The Japanese Yen (JPY) ticks higher against its American counterpart during the Asian session on Tuesday, albeit it lacked bullish conviction in the wake of the uncertainty over the timing of another interest rate hike by the Bank of Japan (BoJ). Apart from this, the risk-on mood – as depicted by a generally positive tone around the equity markets – might contribute to capping the safe-haven JPY.
That said, geopolitical risks and softening US Treasury bond yields could prevent a significant downside for the lower-yielding JPY. Furthermore, speculations that Japanese authorities could intervene to prop up the domestic currency might hold back the JPY bears from placing aggressive bets. The focus now shifts to the consumer inflation data from Japan and the global PMI prints, due later this week.
From a technical perspective, the USD/JPY pair's failure to find acceptance above the 155.00 psychological mark on Monday and the subsequent pullback warrants caution for bullish traders. Spot prices, however, might continue to find support near the 153.85 region on the back of positive oscillators on the daily chart. Some follow-through selling should pave the way for additional losses towards the 153.25 region en route to the 153.00 mark and the next relevant support near the 152.70-152.65 area. A convincing break below the latter might expose the very important 200-day Simple Moving Average (SMA) resistance breakpoint, now turned support, currently pegged near the 151.90-151.85 region.
On the flip side, the 155.00 mark, followed by the overnight swing high, around the 155.35 region. A sustained strength beyond the latter will reaffirm the near-term positive outlook, which should allow the USD/JPY pair to surpass the 155.70 intermediate hurdle and aim towards reclaiming the 156.00 round figure. The momentum could extend further towards retesting the multi-month top, around the 156.75 region touched last Friday.
The Japanese Yen (JPY) is one of the world’s most traded currencies. Its value is broadly determined by the performance of the Japanese economy, but more specifically by the Bank of Japan’s policy, the differential between Japanese and US bond yields, or risk sentiment among traders, among other factors.
One of the Bank of Japan’s mandates is currency control, so its moves are key for the Yen. The BoJ has directly intervened in currency markets sometimes, generally to lower the value of the Yen, although it refrains from doing it often due to political concerns of its main trading partners. The BoJ ultra-loose monetary policy between 2013 and 2024 caused the Yen to depreciate against its main currency peers due to an increasing policy divergence between the Bank of Japan and other main central banks. More recently, the gradually unwinding of this ultra-loose policy has given some support to the Yen.

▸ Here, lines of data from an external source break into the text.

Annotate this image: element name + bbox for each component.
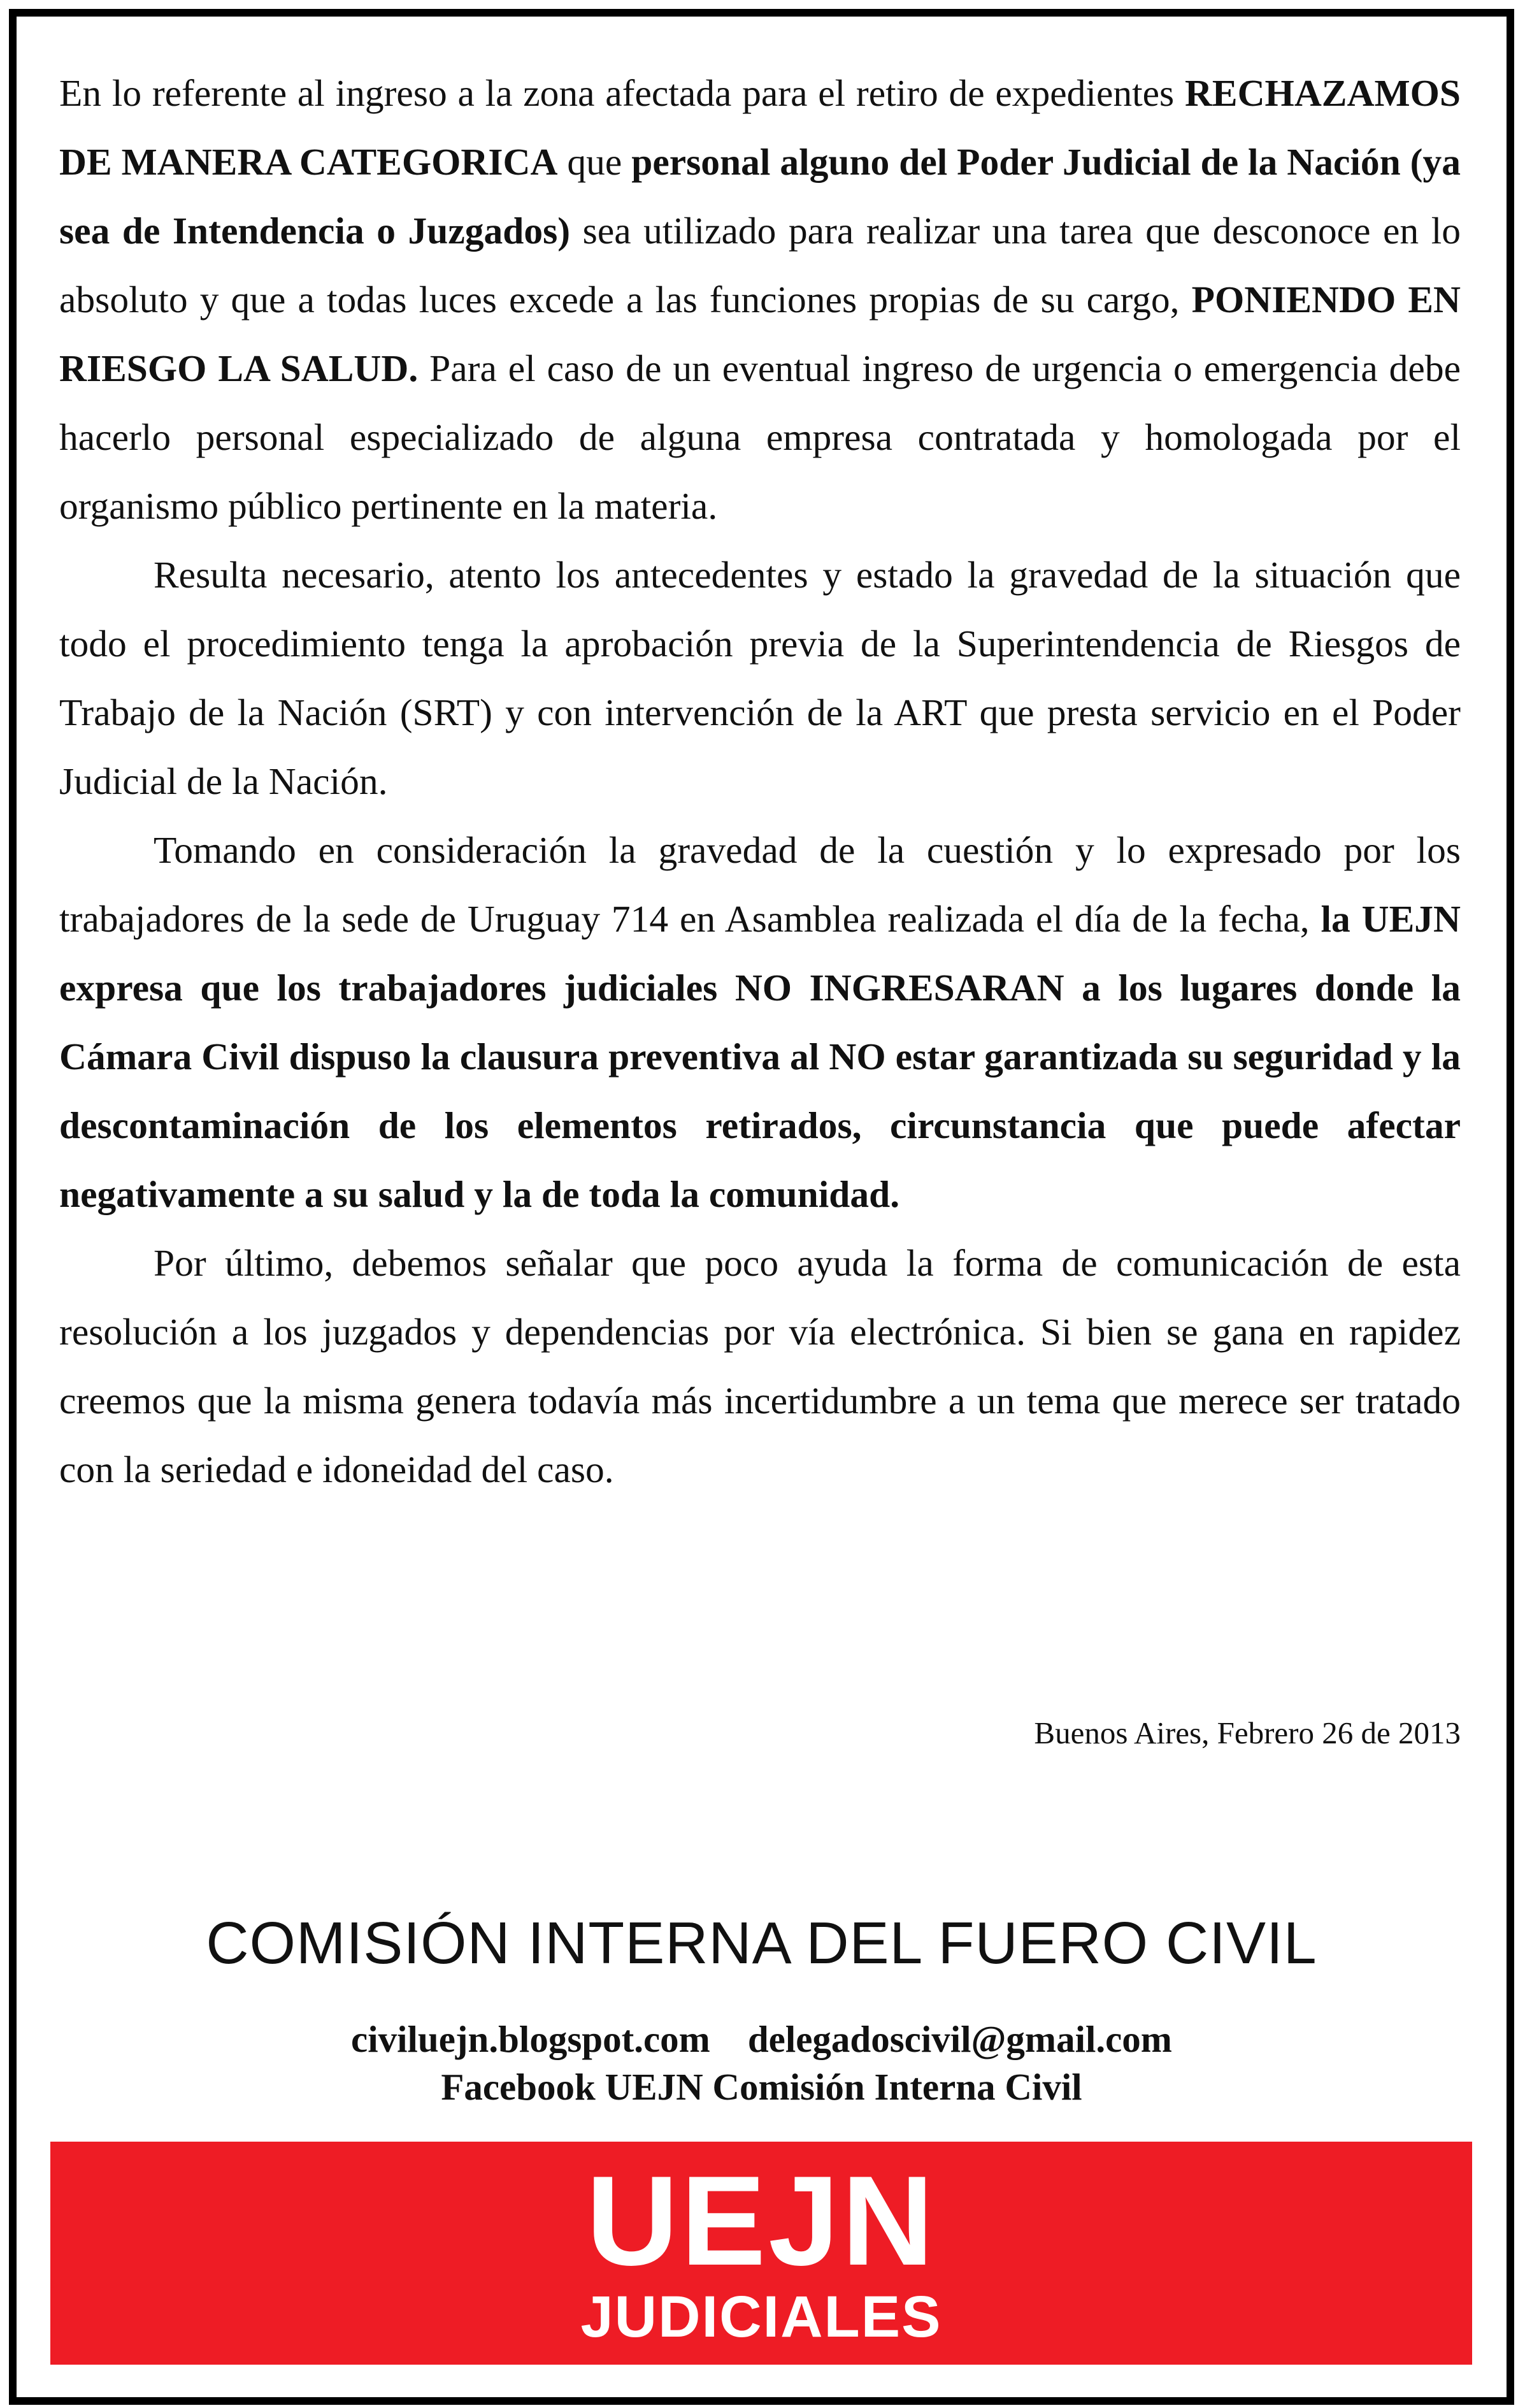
paragraph-3-run-2: la UEJN expresa que los trabajadores judiciales NO INGRESARAN a los lugares donde la Cámara Civil dispuso la clausura preventiva al NO estar garantizada su seguridad y la descontaminación de los elementos retirados, circunstancia que puede afectar negativamente a su salud y la de toda la comunidad. (59, 898, 1461, 1215)
paragraph-1 (59, 59, 1461, 540)
commission-title: COMISIÓN INTERNA DEL FUERO CIVIL (206, 1910, 1317, 1976)
paragraph-4-run-1: Por último, debemos señalar que poco ayuda la forma de comunicación de esta resolución a los juzgados y dependencias por vía electrónica. Si bien se gana en rapidez creemos que la misma genera todavía más incertidumbre a un tema que merece ser tratado con la seriedad e idoneidad del caso. (59, 1242, 1461, 1490)
contact-line-facebook: Facebook UEJN Comisión Interna Civil (441, 2066, 1082, 2108)
paragraph-1-run-7: Para el caso de un eventual ingreso de urgencia o emergencia debe hacerlo personal especializado de alguna empresa contratada y homologada por el organismo público pertinente en la materia. (59, 347, 1461, 527)
contact-line-web-email: civiluejn.blogspot.com delegadoscivil@gmail.com (351, 2018, 1172, 2060)
paragraph-1-run-1: En lo referente al ingreso a la zona afectada para el retiro de expedientes (59, 72, 1185, 114)
paragraph-3 (59, 816, 1461, 1229)
paragraph-1-run-3: que (557, 141, 632, 183)
date-line: Buenos Aires, Febrero 26 de 2013 (1034, 1715, 1461, 1750)
paragraph-2 (59, 540, 1461, 816)
paragraph-2-run-1: Resulta necesario, atento los antecedentes y estado la gravedad de la situación que todo el procedimiento tenga la aprobación previa de la Superintendencia de Riesgos de Trabajo de la Nación (SRT) y con intervención de la ART que presta servicio en el Poder Judicial de la Nación. (59, 554, 1461, 802)
logo-main-text: UEJN (586, 2150, 936, 2292)
document-body (59, 59, 1461, 1504)
paragraph-3-run-1: Tomando en consideración la gravedad de la cuestión y lo expresado por los trabajadores de la sede de Uruguay 714 en Asamblea realizada el día de la fecha, (59, 829, 1461, 940)
uejn-logo-banner (50, 2142, 1472, 2365)
paragraph-1-run-6: PONIENDO EN RIESGO LA SALUD. (59, 278, 1461, 389)
paragraph-1-run-4: personal alguno del Poder Judicial de la Nación (ya sea de Intendencia o Juzgados) (59, 141, 1461, 252)
paragraph-4 (59, 1229, 1461, 1504)
document-frame (9, 9, 1514, 2405)
paragraph-1-run-5: sea utilizado para realizar una tarea que desconoce en lo absoluto y que a todas luces excede a las funciones propias de su cargo, (59, 210, 1461, 321)
paragraph-1-run-2: RECHAZAMOS DE MANERA CATEGORICA (59, 72, 1461, 183)
logo-sub-text: JUDICIALES (580, 2284, 942, 2349)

Over the last decade, the BoJ’s stance of sticking to ultra-loose monetary policy has led to a widening policy divergence with other central banks, particularly with the US Federal Reserve. This supported a widening of the differential between the 10-year US and Japanese bonds, which favored the US Dollar against the Japanese Yen. The BoJ decision in 2024 to gradually abandon the ultra-loose policy, coupled with interest-rate cuts in other major central banks, is narrowing this differential.
The Japanese Yen is often seen as a safe-haven investment. This means that in times of market stress, investors are more likely to put their money in the Japanese currency due to its supposed reliability and stability. Turbulent times are likely to strengthen the Yen’s value against other currencies seen as more risky to invest in.